La période de sursis signifie que s'il commet une nouvelle infraction similaire dans les cinq ans, Pierre pourrait aller en prison. En pratique, son casier judiciaire prouve par les faits qu'à moins de tomber sur un juge particulièrement sévère, Pierre ne devrait pas être incarcéré. Au vu de son parcours, de ses problèmes anxieux et de ses idées suicidaires, il paraît évident qu'une peine de prison, pour Pierre, serait un drame qui ne pourrait qu'empirer son état et le rendre plus dangereux à sa sortie – s'il ne se suicide pas. Personne, dans la salle d'audience, ne semble vouloir croire que la prison, pour ce cas précis, serait une solution.

Pierre-Étienne Rognon, l'avocat de Pierre, se range aux réquisitions de la procureure. « Les soins sont évidemment la solution. » Qu'a vécu Pierre, quand il était au Liban, pour que le braquage de Kalachnikovs dans une cave finisse par se transformer en un besoin compulsif de sortir son sexe dans les wagons du métro, à Paris ? « La guerre, tout simplement. La guerre. »

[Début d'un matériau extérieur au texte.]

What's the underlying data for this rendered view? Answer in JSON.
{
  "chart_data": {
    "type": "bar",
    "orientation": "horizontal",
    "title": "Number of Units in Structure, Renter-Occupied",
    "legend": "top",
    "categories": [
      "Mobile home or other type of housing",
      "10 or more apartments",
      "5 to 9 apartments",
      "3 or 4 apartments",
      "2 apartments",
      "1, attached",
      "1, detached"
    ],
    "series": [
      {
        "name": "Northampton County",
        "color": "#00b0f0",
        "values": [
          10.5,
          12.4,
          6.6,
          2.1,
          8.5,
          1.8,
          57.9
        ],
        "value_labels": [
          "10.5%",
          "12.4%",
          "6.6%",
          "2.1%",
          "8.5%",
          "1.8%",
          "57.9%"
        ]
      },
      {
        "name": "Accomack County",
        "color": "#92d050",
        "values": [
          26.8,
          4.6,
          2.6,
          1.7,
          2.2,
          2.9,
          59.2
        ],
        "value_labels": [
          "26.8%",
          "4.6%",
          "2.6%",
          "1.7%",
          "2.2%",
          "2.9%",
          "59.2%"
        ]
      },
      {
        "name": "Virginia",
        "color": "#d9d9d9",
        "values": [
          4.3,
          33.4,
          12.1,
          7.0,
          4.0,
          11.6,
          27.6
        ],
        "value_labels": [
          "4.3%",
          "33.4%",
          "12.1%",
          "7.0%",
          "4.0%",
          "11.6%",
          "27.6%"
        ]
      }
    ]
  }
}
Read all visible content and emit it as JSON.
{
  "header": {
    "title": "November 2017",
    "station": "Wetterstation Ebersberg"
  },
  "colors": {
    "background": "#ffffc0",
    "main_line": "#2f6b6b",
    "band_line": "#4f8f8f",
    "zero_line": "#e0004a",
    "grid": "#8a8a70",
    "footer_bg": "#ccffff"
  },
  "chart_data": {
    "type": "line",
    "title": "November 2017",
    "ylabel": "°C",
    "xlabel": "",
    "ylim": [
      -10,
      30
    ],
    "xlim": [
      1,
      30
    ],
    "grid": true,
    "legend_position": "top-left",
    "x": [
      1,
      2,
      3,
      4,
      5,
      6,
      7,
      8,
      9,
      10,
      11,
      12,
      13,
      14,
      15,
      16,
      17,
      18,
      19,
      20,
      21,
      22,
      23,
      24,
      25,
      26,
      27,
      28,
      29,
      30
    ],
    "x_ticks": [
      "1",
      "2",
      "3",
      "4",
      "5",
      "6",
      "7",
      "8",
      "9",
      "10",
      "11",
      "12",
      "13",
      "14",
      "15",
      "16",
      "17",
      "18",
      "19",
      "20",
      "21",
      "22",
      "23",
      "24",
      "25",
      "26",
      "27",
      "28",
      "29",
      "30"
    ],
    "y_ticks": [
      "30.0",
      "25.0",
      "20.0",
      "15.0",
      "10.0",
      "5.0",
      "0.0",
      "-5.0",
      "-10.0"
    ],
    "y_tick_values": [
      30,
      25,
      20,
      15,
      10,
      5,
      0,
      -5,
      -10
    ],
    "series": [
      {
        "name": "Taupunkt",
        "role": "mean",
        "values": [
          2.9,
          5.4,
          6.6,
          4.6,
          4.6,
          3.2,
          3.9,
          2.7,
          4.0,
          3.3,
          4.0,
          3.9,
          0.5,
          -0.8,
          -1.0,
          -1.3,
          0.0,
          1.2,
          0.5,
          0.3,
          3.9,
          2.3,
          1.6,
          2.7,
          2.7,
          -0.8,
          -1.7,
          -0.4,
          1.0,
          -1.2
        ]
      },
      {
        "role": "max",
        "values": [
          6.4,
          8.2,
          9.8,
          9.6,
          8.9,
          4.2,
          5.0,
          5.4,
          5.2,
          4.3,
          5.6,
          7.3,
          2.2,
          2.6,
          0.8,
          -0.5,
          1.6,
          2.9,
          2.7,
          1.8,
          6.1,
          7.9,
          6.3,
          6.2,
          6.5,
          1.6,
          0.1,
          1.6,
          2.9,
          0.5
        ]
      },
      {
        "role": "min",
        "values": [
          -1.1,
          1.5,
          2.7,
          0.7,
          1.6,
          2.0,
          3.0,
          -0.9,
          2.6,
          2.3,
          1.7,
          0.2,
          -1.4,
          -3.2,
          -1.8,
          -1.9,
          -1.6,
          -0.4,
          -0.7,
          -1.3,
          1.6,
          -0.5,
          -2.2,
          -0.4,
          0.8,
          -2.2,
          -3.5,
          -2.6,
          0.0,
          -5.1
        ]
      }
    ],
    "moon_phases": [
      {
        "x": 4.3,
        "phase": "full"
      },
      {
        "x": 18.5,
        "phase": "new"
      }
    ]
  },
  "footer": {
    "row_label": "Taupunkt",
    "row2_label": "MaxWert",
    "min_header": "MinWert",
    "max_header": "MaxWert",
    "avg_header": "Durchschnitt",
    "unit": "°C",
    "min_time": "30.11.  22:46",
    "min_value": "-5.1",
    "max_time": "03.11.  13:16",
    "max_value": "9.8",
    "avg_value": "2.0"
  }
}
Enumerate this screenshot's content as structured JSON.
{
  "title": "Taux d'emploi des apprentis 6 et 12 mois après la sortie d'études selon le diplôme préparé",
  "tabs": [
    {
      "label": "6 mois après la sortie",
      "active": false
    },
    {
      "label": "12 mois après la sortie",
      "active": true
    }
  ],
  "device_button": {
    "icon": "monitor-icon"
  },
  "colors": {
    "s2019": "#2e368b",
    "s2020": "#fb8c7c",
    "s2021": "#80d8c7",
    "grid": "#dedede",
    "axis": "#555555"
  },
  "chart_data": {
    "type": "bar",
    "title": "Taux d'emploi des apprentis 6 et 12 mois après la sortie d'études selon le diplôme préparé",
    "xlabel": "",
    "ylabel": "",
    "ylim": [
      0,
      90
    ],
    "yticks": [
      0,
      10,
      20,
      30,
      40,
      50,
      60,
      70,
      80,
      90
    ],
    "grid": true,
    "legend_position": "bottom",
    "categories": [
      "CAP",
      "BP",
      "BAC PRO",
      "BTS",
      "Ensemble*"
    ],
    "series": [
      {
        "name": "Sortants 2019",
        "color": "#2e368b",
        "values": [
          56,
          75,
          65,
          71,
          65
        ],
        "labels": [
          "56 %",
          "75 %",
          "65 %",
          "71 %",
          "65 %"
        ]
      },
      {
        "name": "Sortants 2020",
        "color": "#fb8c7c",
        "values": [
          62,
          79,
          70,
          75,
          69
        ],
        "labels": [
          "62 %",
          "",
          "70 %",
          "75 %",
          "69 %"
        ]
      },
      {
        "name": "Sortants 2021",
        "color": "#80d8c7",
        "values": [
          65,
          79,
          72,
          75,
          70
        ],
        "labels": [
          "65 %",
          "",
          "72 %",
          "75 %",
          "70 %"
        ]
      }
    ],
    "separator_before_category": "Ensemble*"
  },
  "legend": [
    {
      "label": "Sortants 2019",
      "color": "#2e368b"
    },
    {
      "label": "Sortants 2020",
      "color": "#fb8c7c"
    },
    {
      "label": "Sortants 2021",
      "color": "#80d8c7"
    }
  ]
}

Avant d'entendre la décision des trois juges, Pierre prend la parole une dernière fois : « Croyez-moi, je souffre. Je comprends la souffrance des victimes, mais je souffre également. »
Derrière les juges qui le condamnent finalement à six mois de prison sans mandat de dépôt – Pierre n'ira pas en prison, sa peine sera aménagée –, assortis d'un sursis de trois mois, il y a une grande statue en marbre blanc, qui représente la Justice. La Justice qui, parfois, ne peut pas faire grand-chose.